David Borden, Executive Director, [email protected], 3/1/02
While DRCNet's founding purpose is to bring about an end to drug prohibition, in the meantime we believe it is important to engage the drug war in its current excessive and violent form, and to support the work of organizations involved with reform efforts that have a chance of political success in the shorter term.
Last weekend, I attended the national workshop of Families Against Mandatory Minimums (http://www.famm.org), a roughly ten year old organization devoted to sentencing reform, principally repeal of the draconian mandatory minimum sentences that send minor, nonviolent offenders to prison for years or often decades.
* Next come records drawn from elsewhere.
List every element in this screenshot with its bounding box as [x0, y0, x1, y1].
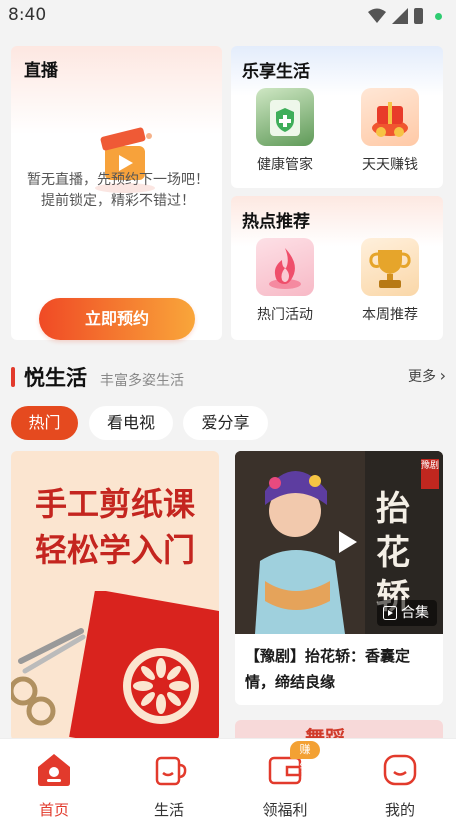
section-accent-bar	[11, 367, 15, 387]
nav-mine-label: 我的	[384, 801, 415, 818]
more-link[interactable]: 更多	[408, 366, 436, 386]
opera-tag: 豫剧	[421, 459, 439, 489]
signal-icon	[392, 8, 408, 24]
nav-life[interactable]: 生活	[134, 749, 204, 818]
live-title: 直播	[24, 61, 58, 81]
health-shield-icon	[256, 88, 314, 146]
book-now-button[interactable]: 立即预约	[39, 298, 195, 340]
tile-earn[interactable]: 天天赚钱	[345, 88, 435, 174]
tile-hot-activity[interactable]: 热门活动	[240, 238, 330, 324]
nav-home[interactable]: 首页	[19, 749, 89, 818]
profile-icon	[383, 754, 417, 786]
nav-mine[interactable]: 我的	[365, 749, 435, 818]
scissors-icon	[11, 628, 86, 726]
money-gift-icon	[361, 88, 419, 146]
section-title: 悦生活	[24, 366, 87, 390]
papercut-headline-1: 手工剪纸课	[34, 485, 195, 523]
feed-card-papercut[interactable]: 手工剪纸课 轻松学入门	[11, 451, 219, 741]
wifi-icon	[368, 8, 386, 23]
nav-home-label: 首页	[38, 801, 69, 818]
earn-badge: 赚钱	[290, 741, 320, 774]
nav-benefits[interactable]: 赚钱 领福利	[250, 741, 320, 818]
tile-earn-label: 天天赚钱	[362, 157, 418, 173]
papercut-illustration	[11, 591, 219, 741]
feed-card-opera[interactable]: 豫剧 抬花轿 合集 【豫剧】抬花轿：香囊定情，缔结良缘	[235, 451, 443, 705]
opera-caption: 【豫剧】抬花轿：香囊定情，缔结良缘	[245, 647, 411, 691]
collection-label: 合集	[401, 605, 429, 621]
lifestyle-card: 乐享生活 健康管家 天天赚钱	[231, 46, 443, 188]
status-bar: 8:40	[0, 0, 456, 32]
section-subtitle: 丰富多姿生活	[100, 373, 184, 389]
live-empty-message: 暂无直播，先预约下一场吧！提前锁定，精彩不错过！	[27, 172, 209, 209]
nav-life-label: 生活	[153, 801, 184, 818]
cup-icon	[155, 756, 187, 786]
live-card[interactable]: 直播 暂无直播，先预约下一场吧！提前锁定，精彩不错过！ 立即预约	[11, 46, 222, 340]
chip-share[interactable]: 爱分享	[183, 406, 268, 440]
tile-health-label: 健康管家	[257, 157, 313, 173]
chip-tv[interactable]: 看电视	[89, 406, 173, 440]
chevron-right-icon[interactable]: ›	[440, 366, 446, 385]
tile-weekly-label: 本周推荐	[362, 307, 418, 323]
chip-hot[interactable]: 热门	[11, 406, 78, 440]
status-time: 8:40	[8, 5, 47, 25]
papercut-headline-2: 轻松学入门	[34, 531, 195, 569]
collection-play-icon	[383, 606, 397, 620]
trophy-icon	[361, 238, 419, 296]
tile-weekly[interactable]: 本周推荐	[345, 238, 435, 324]
bottom-nav: 首页 生活 赚钱 领福利 我的	[0, 738, 456, 818]
tile-hot-activity-label: 热门活动	[257, 307, 313, 323]
tile-health[interactable]: 健康管家	[240, 88, 330, 174]
collection-badge: 合集	[377, 600, 437, 626]
hot-title: 热点推荐	[242, 212, 310, 232]
hot-card: 热点推荐 热门活动 本周推荐	[231, 196, 443, 340]
lifestyle-title: 乐享生活	[242, 62, 310, 82]
nav-benefits-label: 领福利	[262, 801, 308, 818]
play-icon[interactable]	[331, 527, 361, 557]
status-icons	[368, 8, 442, 24]
home-icon	[38, 754, 70, 786]
flame-icon	[256, 238, 314, 296]
battery-icon	[414, 8, 423, 24]
notification-dot-icon	[435, 12, 442, 20]
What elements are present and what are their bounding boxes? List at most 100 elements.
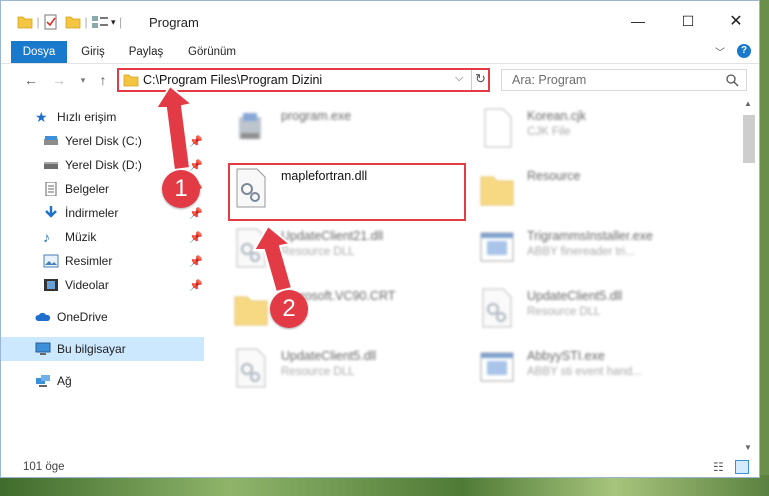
maximize-button[interactable]: ☐ (665, 9, 711, 33)
cloud-icon (35, 312, 51, 321)
title-bar: | | ▾ | Program — ☐ ✕ (1, 1, 759, 41)
tab-home[interactable]: Giriş (73, 41, 113, 63)
scroll-thumb[interactable] (743, 115, 755, 163)
expand-ribbon-icon[interactable]: ﹀ (715, 44, 725, 59)
sidebar-item-label: Resimler (65, 254, 113, 268)
tab-share[interactable]: Paylaş (125, 41, 167, 63)
item-count: 101 öge (23, 461, 65, 473)
pin-icon: 📌 (189, 159, 203, 172)
new-folder-icon[interactable] (65, 15, 81, 29)
status-bar: 101 öge ☷ (1, 457, 759, 477)
sidebar-item-label: İndirmeler (65, 206, 119, 220)
close-button[interactable]: ✕ (713, 9, 759, 33)
sidebar-item-this-pc[interactable]: Bu bilgisayar (1, 337, 204, 361)
file-name: Resource (527, 169, 581, 183)
search-icon (726, 74, 739, 87)
dll-gear-icon (236, 228, 266, 268)
forward-button[interactable]: → (49, 71, 69, 89)
highlight-box (228, 163, 466, 221)
file-name: UpdateClient5.dll (527, 289, 623, 303)
file-desc: ABBY finereader tri... (527, 246, 635, 258)
sidebar-item-label: Belgeler (65, 182, 110, 196)
tab-view[interactable]: Görünüm (181, 41, 243, 63)
search-box[interactable]: Ara: Program (501, 69, 747, 91)
file-list: program.exe Korean.cjk CJK File maplefor… (209, 97, 741, 447)
file-desc: Resource DLL (281, 366, 355, 378)
back-button[interactable]: ← (21, 71, 41, 89)
recent-locations-button[interactable]: ▾ (73, 71, 93, 89)
address-bar[interactable]: C:\Program Files\Program Dizini ⌵ ↻ (117, 68, 490, 92)
address-path: C:\Program Files\Program Dizini (143, 73, 323, 87)
video-icon (44, 279, 58, 291)
installer-icon (239, 113, 261, 139)
file-name: Korean.cjk (527, 109, 587, 123)
app-icon (480, 232, 514, 262)
vertical-scrollbar[interactable]: ▲ ▼ (741, 97, 757, 457)
properties-icon[interactable] (43, 14, 59, 30)
pin-icon: 📌 (189, 279, 203, 292)
sidebar-item-label: Yerel Disk (D:) (65, 158, 142, 172)
minimize-button[interactable]: — (615, 9, 661, 33)
file-item[interactable]: AbbyySTI.exe ABBY sti event hand... (479, 347, 719, 397)
dll-gear-icon (236, 348, 266, 388)
download-icon (45, 206, 57, 218)
file-item[interactable]: Resource (479, 167, 719, 217)
folder-icon (234, 296, 268, 326)
file-name: TrigrammsInstaller.exe (527, 229, 653, 243)
scroll-down-icon[interactable]: ▼ (744, 443, 752, 452)
file-item[interactable]: Microsoft.VC90.CRT (233, 287, 473, 337)
file-desc: ABBY sti event hand... (527, 366, 642, 378)
picture-icon (43, 254, 59, 268)
desktop-background (0, 475, 769, 496)
file-item[interactable]: TrigrammsInstaller.exe ABBY finereader t… (479, 227, 719, 277)
dll-gear-icon (482, 288, 512, 328)
help-icon[interactable]: ? (737, 44, 751, 58)
sidebar-item-network[interactable]: Ağ (1, 369, 240, 393)
file-desc: Resource DLL (527, 306, 601, 318)
drive-icon (44, 136, 58, 145)
file-name: UpdateClient21.dll (281, 229, 384, 243)
file-name: AbbyySTI.exe (527, 349, 605, 363)
file-item[interactable]: Korean.cjk CJK File (479, 107, 719, 157)
quick-access-toolbar: | | ▾ | (17, 13, 126, 31)
navigation-pane: ★ Hızlı erişim Yerel Disk (C:) 📌 Yerel D… (1, 97, 206, 447)
step-1-badge: 1 (162, 170, 200, 208)
file-item[interactable]: program.exe (233, 107, 473, 157)
window-title: Program (149, 15, 199, 30)
file-item[interactable]: UpdateClient5.dll Resource DLL (233, 347, 473, 397)
computer-icon (35, 342, 51, 355)
refresh-icon[interactable]: ↻ (475, 71, 486, 87)
search-placeholder: Ara: Program (512, 73, 587, 87)
tab-file[interactable]: Dosya (11, 41, 67, 63)
file-item[interactable]: UpdateClient21.dll Resource DLL (233, 227, 473, 277)
drive-icon (44, 162, 58, 169)
pin-icon: 📌 (189, 231, 203, 244)
sidebar-item-label: Müzik (65, 230, 97, 244)
sidebar-item-label: Yerel Disk (C:) (65, 134, 142, 148)
sidebar-item-label: Bu bilgisayar (57, 342, 126, 356)
sidebar-item-label: Ağ (57, 374, 72, 388)
scroll-up-icon[interactable]: ▲ (744, 99, 752, 108)
app-icon (480, 352, 514, 382)
ribbon-tabs: Dosya Giriş Paylaş Görünüm ﹀ ? (1, 41, 759, 64)
sidebar-item-label: Videolar (65, 278, 109, 292)
pin-icon: 📌 (189, 207, 203, 220)
file-item[interactable]: UpdateClient5.dll Resource DLL (479, 287, 719, 337)
network-icon (36, 375, 50, 387)
sidebar-item-quick-access[interactable]: ★ Hızlı erişim (1, 105, 240, 129)
pin-icon: 📌 (189, 135, 203, 148)
up-button[interactable]: ↑ (93, 71, 113, 89)
details-view-icon[interactable]: ☷ (713, 460, 724, 474)
file-desc: CJK File (527, 126, 571, 138)
folder-icon (123, 74, 139, 87)
large-icons-view-icon[interactable] (735, 460, 749, 474)
sidebar-item-label: OneDrive (57, 310, 108, 324)
view-options-icon[interactable] (91, 15, 109, 29)
file-name: program.exe (281, 109, 352, 123)
file-icon (484, 108, 512, 148)
address-dropdown-icon[interactable]: ⌵ (455, 72, 463, 85)
folder-icon[interactable] (17, 15, 33, 29)
file-name: UpdateClient5.dll (281, 349, 377, 363)
music-icon: ♪ (43, 229, 50, 245)
sidebar-item-onedrive[interactable]: OneDrive (1, 305, 240, 329)
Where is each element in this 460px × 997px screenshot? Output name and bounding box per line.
I have been attending the now bi-yearly FAMM gatherings since 1995. They are a sobering dose of reality for anyone involved with or interested in drug policy reform.
This year was no exception. Last Friday, immediately after hitting the button to send last week's newsletter, I headed over and arrived in time for the first day's lunch. I sat down and exchanged greetings and introductions with the others at my table. To my right sat a woman whose brother had initially been sentenced to 10 years. The judge felt the sentence was unjust and imposed it only because the law required him to do so, but urged him to appeal and wished him luck. He didn't have the kind of luck the judge was hoping for -- on resentencing, the prosecutor dredged up an old minor charge from when her brother was 17 years old, getting his sentence enhanced to 20 years. And while her and her brother's story may have been the worst at the table, other stories were scarcely comforting. To her right, for example, sat a couple whose son is facing another 8 1/2 years on his sentence. I didn't find out how long he has been incarcerated already.
The other situations at the table were happier, but only because of the amount of time that has gone by. To my left sat an old friend whose son was recently released after a lengthy sentence. Across the table sat another friend whose son, seated to her right, was released since the last time we met. It is heartening to see people finally set free, even more so that they and their loved ones remain part of the fight. But hard prison time is indelibly written into their pasts.
One of the most dramatic portions of the conference was the screening of "Guilt By Association," Court TV's first original movie, telling the story of an innocent woman caught up in the Orwellian web of federal drug conspiracy laws, sentenced to 20 years for the activity of a marijuana ring of which her former boyfriend was a part, twice as much time as any member of the actual offenders. The basis of the conviction was that she sometimes took phone messages for her boyfriend on unspecified topics.
While the individual story -- which ends with a presidential pardon after six years by President Clinton -- is a composite of a number of different cases, it is both reasonable and representative of a large class of real-world cases. Anyone who doesn't believe that should attend the next FAMM conference and meet the people intimately involved in some of them.
Other than a few cosmetic changes, in fact -- such as FAMM president Julie Stewart, a tall brunette, being played by a short blonde woman, and the real world FAMM's Monica Pratt changing into Mark McNamara for the big screen -- the movie is devastatingly realistic in both overview and its portrayal of the details of cases and prison life. It is premiering on Court TV on the evening of Wednesday, March 13.
While we carry on the effort to change our nation's misbegotten drug laws, it is important to remember that hundreds of thousands of people languish in our jails and prisons who don't deserve such treatment. People who faced 10 year sentences when I first got involved in this are only now starting to get out, and others are facing 20, 30, even life. Only a change in the laws can help that last group of people before their time runs out. Such a change must come to pass, and soon. It's time to lose patience with the drug war.